Closed Neato-Nick closed 3 years ago
Could you provide a test case (gff + fasta)?
Sure, attached is a gff with the first 81 genes + corresponding sequence of the genome fasta (soft-masked, hopefully that doesn't matter?)
I don't see any premature stop codon in that test. How did you translate the sequences to make your check?
You can easily check the translation using AGAT:
agat_sp_extract_sequences.pl --gff PHRA15019.head_n773.gff.txt --fasta PHRA15019.head_n773.reformat.fasta.txt -p -o proteins.fa
Ah, maybe it's a translation problem then? Here was my command, I love AGAT and it's what I used :)
agat_sp_extract_sequences.pl -t mrna --protein --cfs -g PHRA15019.head_n773.gff.txt -f PHRA15019.head_n773.reformat.fasta.txt --output proteins.fa
mRNA is a biological concept (it is the mature RNA where the introns have been removed). AGAT looks only what is described in the file. With -t mrna
you say to AGAT to extract the feature type (e.i the line) with "mRNA" in the 3rd column. So it extracts all the sequence from start to the end, it does not devoid introns, it does focus only on the mRNA line (start - end location). So the sequence contains also intron, it is why when you translate it, all the ORFs are broken (except for single exon genes). I will update the help to make it clearer
Oh, so it extracts the features labeled as "mrna" but it doesn't actually extract the mRNAs. To actually extract the mRNAs, I want the translated CDS spliced for each gene?

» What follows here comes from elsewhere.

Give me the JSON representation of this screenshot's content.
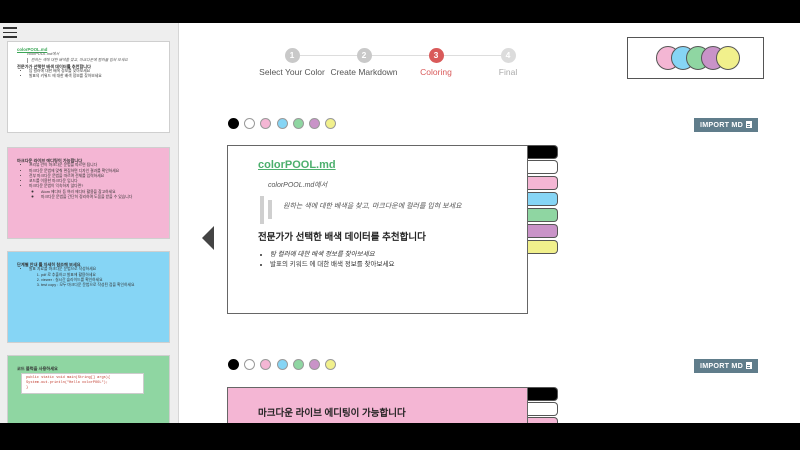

I wish I had realized this earlier in my workflow but I feel eased that my annotation didn't yield loads of pseudogenes like I was concerned about
On Tue, Oct 20, 2020, 3:56 AM Jacques Dainat notifications@github.com wrote:
mRNA is a biological concept (it is the mature RNA where the introns have been removed). AGAT looks only what is described in the file. With -t mrna you say to AGAT to extract the feature type (e.i the line) with "mRNA" in the 3rd column. So it extracts all the sequence from start to the end, it does not devoid introns, it does focus only on the mRNA line (start - end location). So the sequence contains also intron, it is why when you translate it, all the ORFs are broken (except for single exon genes). I will update the help to make it clearer
— You are receiving this because you authored the thread. Reply to this email directly, view it on GitHub https://github.com/NBISweden/AGAT/issues/80#issuecomment-712767723, or unsubscribe https://github.com/notifications/unsubscribe-auth/ABMUDUV5NYS3SQINVEMZ4I3SLVUE7ANCNFSM4SNT6UQQ .
Thanks, I did fresh pull and have tried again. I have another question, when helping me you executed as
agat_sp_extract_sequences.pl --gff PHRA15019.head_n773.gff.txt --fasta PHRA15019.head_n773.reformat.fasta.txt -p -o proteins.fa
This relies on the default for -t
, which is 'cds'. In the documentation for this function, --full
states
"To actually extract an mRNA as it is defined biologicaly you need to use the -t exon
option wihtout the --full option and wihtout the --split option". This advice is repeated under -t
explanation, to use -t exon
to extract mRNA as defined biologically. So, should the command really be
agat_sp_extract_sequences.pl --gff PHRA15019.head_n773.gff.txt --fasta PHRA15019.head_n773.reformat.fasta.txt -p -o proteins.fa -t exon
?
Edit: Just saw your usage examples in the help text for _extract_sequences.pl. Very helpful, thanks!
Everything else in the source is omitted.